The 1230th, he said, is in his opinion one of the best transportation companies in the state, and they’ll get the job done --but that’s just his opinion, and his Soldiers, he said.
Among the less senior Soldiers of this first group is Sgt. Diana Meredith. Meredith, 21, is the unit’s admin specialist, and it’s her job to make sure pay, personnel records and the like are kept in order during training and throughout the deployment.
Although she’s been with the Guard for four years, this is her first war-time mission, and it’s one she’s just a bit apprehensive about, she said. “Of course I’m a little scared, I mean we’re going to a place where people most likely will try to hurt us,” Meredith said. “But I think the training we’ll get before we go will prepare us for that.”
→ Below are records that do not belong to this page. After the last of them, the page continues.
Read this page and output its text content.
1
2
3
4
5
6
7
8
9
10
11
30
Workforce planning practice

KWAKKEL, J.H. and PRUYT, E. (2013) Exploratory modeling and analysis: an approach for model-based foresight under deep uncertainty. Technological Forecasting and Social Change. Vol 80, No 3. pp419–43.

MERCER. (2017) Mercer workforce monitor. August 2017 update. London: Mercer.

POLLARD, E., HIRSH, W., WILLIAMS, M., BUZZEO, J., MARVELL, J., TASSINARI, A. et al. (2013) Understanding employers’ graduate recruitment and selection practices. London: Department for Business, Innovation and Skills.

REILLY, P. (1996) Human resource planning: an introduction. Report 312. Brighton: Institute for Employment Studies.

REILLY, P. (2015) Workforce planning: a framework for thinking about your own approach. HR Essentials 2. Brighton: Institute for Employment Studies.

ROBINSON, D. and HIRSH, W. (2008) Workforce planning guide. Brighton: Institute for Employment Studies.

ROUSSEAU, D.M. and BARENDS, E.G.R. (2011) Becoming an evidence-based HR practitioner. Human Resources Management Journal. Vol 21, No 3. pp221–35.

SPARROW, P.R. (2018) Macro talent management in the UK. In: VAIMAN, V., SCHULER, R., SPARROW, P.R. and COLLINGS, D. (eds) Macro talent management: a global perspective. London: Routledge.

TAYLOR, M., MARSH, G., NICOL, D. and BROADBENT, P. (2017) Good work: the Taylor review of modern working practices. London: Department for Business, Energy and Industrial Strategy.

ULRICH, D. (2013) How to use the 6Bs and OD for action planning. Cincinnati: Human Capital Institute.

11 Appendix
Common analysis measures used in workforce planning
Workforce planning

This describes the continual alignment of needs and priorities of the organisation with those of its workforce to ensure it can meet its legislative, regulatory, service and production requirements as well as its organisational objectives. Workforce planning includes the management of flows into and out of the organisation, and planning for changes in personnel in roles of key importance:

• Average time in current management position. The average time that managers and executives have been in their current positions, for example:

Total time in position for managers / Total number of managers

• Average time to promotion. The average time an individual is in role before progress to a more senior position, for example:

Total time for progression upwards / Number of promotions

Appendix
As she said goodbye to members of her family, she noted that not all of them would be staying at home. Her 23-year-old brother Spc. John Meredith, a truck driver with the unit for the past four years, will follow along with the main body in April.
“Like Diana, I’m nervous, who wouldn’t be. But having someone whose close to me who’ll be going the same thing will make it, I believe, a bit easier to handle,” he said. “We’ll come home together. We will all come home from this.”
Such nervousness is to be expected, especially among younger Soldiers and those who have never been to war, related Iraq war veteran and the 1230th’s armorer Sgt. Susie Cotterell.
Cotterell, 46, saw duty at the beginning of the war as an armorer with Georgia’s 221st Military Intelligence Battalion out of Ellenwood when it deployed to Iraq. Although she said that going in harm’s way, living day-to-day with the threat of being shot at, is part of being a Soldier. “To tell someone not to be nervous is a bit crazy, but you (the veteran) help them, the young ones, the ones who have never been in such a situation see that they can handle it, and do what’s expected of them, of us all,” Cotterell explained. Someone who’s never been in the military may not understand that kind of thinking, she added, “but as Soldiers it’s our job. When it’s time to go, we back our bags, kiss our loved ones goodbye and get on the bus.”
And as she reassures those younger Soldiers that they’ll accomplish the mission with pride, she also instills in them that the time spent away from home will go by quickly, she said. Before they realize it, the job will be done, and they’ll be back in the arms of those they left behind.